Barbara Scharres at RogerEbert.com: “Fodder for satire includes: a hilariously sinister Barbie-doll rape; dad’s favorite stepdaughter busting out of pink bra-tops and Daisy Mae shorts; and free-spirited mom’s New Age parties, designer hippie-wear, and age-inappropriate boyfriends. Argento manages to keep the poignancy in sight and ultimately in the forefront as Misunderstood comes up on a kids’ party that features a fight with leopard-print pillows and tossed whipped-cream cakes before a more grounding zinger of an ending.”
Writing for the Notebook, Doug Dibbern finds that Misunderstood‘s “depiction of a childhood devoid of authority is often so playfully strange that it seems a celebration of anarchy more than a lament.” And “I was jealous. This childhood seemed mostly like delirious fun to me.” But as for that ending: “As if suddenly feeling guilty for providing us so much pleasure from this derangement, Argento seems to have felt obligated, like Joseph Breen, to condemn all this glorious anarchy, punish our heroine, and send her audience a message. Why, Asia? Why?”

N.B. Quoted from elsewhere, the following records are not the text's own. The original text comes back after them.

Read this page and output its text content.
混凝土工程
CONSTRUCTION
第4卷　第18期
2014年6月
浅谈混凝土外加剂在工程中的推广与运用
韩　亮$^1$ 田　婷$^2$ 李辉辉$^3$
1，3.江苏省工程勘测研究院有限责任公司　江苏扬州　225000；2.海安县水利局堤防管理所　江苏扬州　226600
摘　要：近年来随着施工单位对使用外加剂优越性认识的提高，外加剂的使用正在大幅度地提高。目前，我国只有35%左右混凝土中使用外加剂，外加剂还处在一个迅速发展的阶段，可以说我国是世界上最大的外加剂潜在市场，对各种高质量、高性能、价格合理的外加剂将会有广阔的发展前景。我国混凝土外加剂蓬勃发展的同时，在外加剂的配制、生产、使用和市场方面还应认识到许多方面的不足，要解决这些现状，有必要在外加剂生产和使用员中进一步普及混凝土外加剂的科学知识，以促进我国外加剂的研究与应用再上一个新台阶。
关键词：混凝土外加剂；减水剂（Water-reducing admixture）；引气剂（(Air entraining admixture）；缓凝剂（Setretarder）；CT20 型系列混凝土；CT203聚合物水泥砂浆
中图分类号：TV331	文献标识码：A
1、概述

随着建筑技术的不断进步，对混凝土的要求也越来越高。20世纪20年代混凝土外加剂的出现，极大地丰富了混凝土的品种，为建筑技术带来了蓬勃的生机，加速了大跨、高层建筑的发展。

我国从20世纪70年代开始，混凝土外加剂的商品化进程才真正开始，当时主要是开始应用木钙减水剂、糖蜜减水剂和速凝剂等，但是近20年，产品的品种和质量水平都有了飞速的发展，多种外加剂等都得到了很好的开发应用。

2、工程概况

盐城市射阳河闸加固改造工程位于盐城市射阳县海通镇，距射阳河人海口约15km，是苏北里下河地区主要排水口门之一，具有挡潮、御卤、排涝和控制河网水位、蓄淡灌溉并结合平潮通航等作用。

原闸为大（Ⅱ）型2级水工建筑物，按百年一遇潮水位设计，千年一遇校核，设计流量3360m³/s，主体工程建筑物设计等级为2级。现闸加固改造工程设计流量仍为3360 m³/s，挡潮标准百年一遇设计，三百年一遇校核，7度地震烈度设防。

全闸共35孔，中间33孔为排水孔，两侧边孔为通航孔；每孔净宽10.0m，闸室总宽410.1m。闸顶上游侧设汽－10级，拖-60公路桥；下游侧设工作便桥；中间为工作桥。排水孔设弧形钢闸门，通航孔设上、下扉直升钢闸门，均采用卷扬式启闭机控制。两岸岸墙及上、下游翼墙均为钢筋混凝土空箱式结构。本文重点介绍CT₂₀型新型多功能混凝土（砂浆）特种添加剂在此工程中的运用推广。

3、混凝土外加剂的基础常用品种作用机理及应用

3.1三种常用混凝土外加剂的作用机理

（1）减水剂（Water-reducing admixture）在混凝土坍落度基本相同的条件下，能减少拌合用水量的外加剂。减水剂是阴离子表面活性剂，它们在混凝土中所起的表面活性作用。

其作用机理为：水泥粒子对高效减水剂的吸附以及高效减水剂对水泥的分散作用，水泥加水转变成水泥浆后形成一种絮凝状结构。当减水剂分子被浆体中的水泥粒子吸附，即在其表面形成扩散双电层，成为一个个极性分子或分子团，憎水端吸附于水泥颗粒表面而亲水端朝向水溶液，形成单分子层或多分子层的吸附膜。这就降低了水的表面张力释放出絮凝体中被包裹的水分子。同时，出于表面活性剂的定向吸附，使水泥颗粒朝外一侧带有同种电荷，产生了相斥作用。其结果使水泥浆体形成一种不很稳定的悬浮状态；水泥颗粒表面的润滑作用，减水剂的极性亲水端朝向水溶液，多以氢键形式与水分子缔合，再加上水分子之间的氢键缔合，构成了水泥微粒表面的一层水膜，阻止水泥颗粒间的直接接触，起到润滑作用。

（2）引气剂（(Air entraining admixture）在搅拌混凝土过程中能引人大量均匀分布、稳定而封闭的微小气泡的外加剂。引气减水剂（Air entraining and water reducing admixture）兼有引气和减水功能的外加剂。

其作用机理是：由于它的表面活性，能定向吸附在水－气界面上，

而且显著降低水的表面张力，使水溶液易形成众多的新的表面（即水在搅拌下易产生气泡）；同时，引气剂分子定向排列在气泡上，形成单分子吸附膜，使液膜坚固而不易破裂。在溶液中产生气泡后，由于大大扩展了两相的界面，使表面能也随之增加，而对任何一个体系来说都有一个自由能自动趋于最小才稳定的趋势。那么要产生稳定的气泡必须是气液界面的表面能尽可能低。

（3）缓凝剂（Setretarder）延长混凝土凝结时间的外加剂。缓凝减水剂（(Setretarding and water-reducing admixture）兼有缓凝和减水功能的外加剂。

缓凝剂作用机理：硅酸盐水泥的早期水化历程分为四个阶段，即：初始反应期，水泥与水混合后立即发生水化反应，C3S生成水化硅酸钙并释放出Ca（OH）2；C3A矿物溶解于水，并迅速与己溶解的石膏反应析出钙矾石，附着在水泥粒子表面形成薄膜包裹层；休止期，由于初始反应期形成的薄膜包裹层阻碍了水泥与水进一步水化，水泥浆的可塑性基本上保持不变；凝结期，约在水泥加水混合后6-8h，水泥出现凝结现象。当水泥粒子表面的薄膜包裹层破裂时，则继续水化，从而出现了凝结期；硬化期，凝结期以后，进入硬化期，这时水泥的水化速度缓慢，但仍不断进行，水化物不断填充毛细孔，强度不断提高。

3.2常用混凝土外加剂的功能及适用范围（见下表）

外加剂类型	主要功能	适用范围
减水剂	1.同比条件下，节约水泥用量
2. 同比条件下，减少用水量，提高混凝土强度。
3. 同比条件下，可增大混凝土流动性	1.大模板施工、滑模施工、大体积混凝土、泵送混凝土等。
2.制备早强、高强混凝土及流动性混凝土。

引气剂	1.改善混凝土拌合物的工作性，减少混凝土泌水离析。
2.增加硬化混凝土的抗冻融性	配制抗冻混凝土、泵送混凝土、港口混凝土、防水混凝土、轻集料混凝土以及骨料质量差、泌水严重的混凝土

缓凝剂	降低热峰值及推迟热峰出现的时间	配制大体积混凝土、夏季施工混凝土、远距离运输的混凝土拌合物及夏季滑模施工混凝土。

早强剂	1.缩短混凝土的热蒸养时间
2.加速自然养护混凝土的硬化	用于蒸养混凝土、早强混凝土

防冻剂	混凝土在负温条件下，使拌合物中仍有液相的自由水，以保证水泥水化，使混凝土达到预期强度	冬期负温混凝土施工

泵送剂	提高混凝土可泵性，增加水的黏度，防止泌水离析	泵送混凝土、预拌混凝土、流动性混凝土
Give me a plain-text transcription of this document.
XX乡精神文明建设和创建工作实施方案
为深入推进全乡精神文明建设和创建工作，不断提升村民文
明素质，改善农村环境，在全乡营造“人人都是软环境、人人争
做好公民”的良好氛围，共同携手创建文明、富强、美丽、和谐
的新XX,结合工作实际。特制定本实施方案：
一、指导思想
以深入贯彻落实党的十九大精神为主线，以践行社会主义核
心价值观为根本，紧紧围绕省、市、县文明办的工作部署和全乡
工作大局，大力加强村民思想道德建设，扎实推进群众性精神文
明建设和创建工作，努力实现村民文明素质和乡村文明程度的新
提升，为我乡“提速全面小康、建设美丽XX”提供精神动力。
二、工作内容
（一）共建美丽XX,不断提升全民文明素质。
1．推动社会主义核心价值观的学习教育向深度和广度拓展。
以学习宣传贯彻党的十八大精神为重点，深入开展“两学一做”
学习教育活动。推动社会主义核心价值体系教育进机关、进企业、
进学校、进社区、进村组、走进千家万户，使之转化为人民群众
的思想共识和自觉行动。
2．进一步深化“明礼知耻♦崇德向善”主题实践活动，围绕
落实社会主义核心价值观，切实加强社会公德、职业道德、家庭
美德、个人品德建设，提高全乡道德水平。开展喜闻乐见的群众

Misunderstood “is only slightly dependent on the self-pity that informed her last effort, The Heart Is Deceitful Above All Things, but it feels similarly airless,” finds Elise Nakhnikian, writing for Slant. “You never question the authenticity of the emotions, but you may get tired of the operatic way in which they’re expressed, and of the solipsism that exempts the main character from any attempt to understand others while bemoaning the fact that no one loves or understands her.”
“I don’t doubt for a minute that Argento had a rough childhood,” grants the AV Club‘s A.A. Dowd, “but Incompresa is just a shapeless slog, drowning its meandering woe-is-me narrative in lots of obnoxious kitsch. Its 103 minutes seemed a small eternity, proving the late Roger Ebert’s useful axiom that no good movie is too long and no bad one too short.”
But for the Hollywood Reporter‘s Deborah Young, Misunderstood is “a surprise charmer… Making a crucial contribution to mood is the choice of a far-ranging soundtrack of rock, punk and Mozart, some of the songs written by Argento herself. Music seems to be one of the few things that brings happiness into Aria’s life, as she momentarily finds joy in a night out with Dad and his pals from the pop electronic band The Penelopes and later a haven in Mom’s new punk rocker beau (Justin Pearson).”
More from Camillo de Marco (Cineuropa, “entertaining and tender”), Evan Dickson (Collider, A) and Glenn Dunks (Film Experience). More interviews with Argento: Nigel M. Smith (Indiewire) and Nick Vivarelli (Variety).
Update, 9/27: “As a director, Asia Argento has yet to advance beyond a notion of ‘promise,'” writes Genevieve Yue at Reverse Shot. “And judging by her third feature, Misunderstood, it’s starting to look like she never will. The film has been called in some quarters her most accomplished work to date, but like her earlier films it still seems like so much high school poetry. At its best, it revels in the thrill of putting form to one’s experiences, and there’s a palpable excitement in watching nine-year-old Aria dance with her mother, fall hard for a skater boy, or hang out backstage at a concert. Too often, though, the film indulges in a tedious solipsism and relies on the most hackneyed of coming-of-age tropes to inspire our pity for Aria.”
Update, 10/6: For Christopher Bourne at Twitch, “the young actress Giulia Salerno delivers a remarkable performance as a girl buffeted by the often monstrously cruel treatment by those around her, but who still manages to maintain a plucky resilience. Unfortunately, all the characters around her come across as shallow caricatures, and the overblown, outlandish atmosphere becomes rather repetitive and grating. Misunderstood ultimately, and ill-advisedly, takes on the self-pitying tone implied by its title, casting a pall on its initially intriguing anarchic streak, making the film a far less resonant and enlightening experience than it could have been.”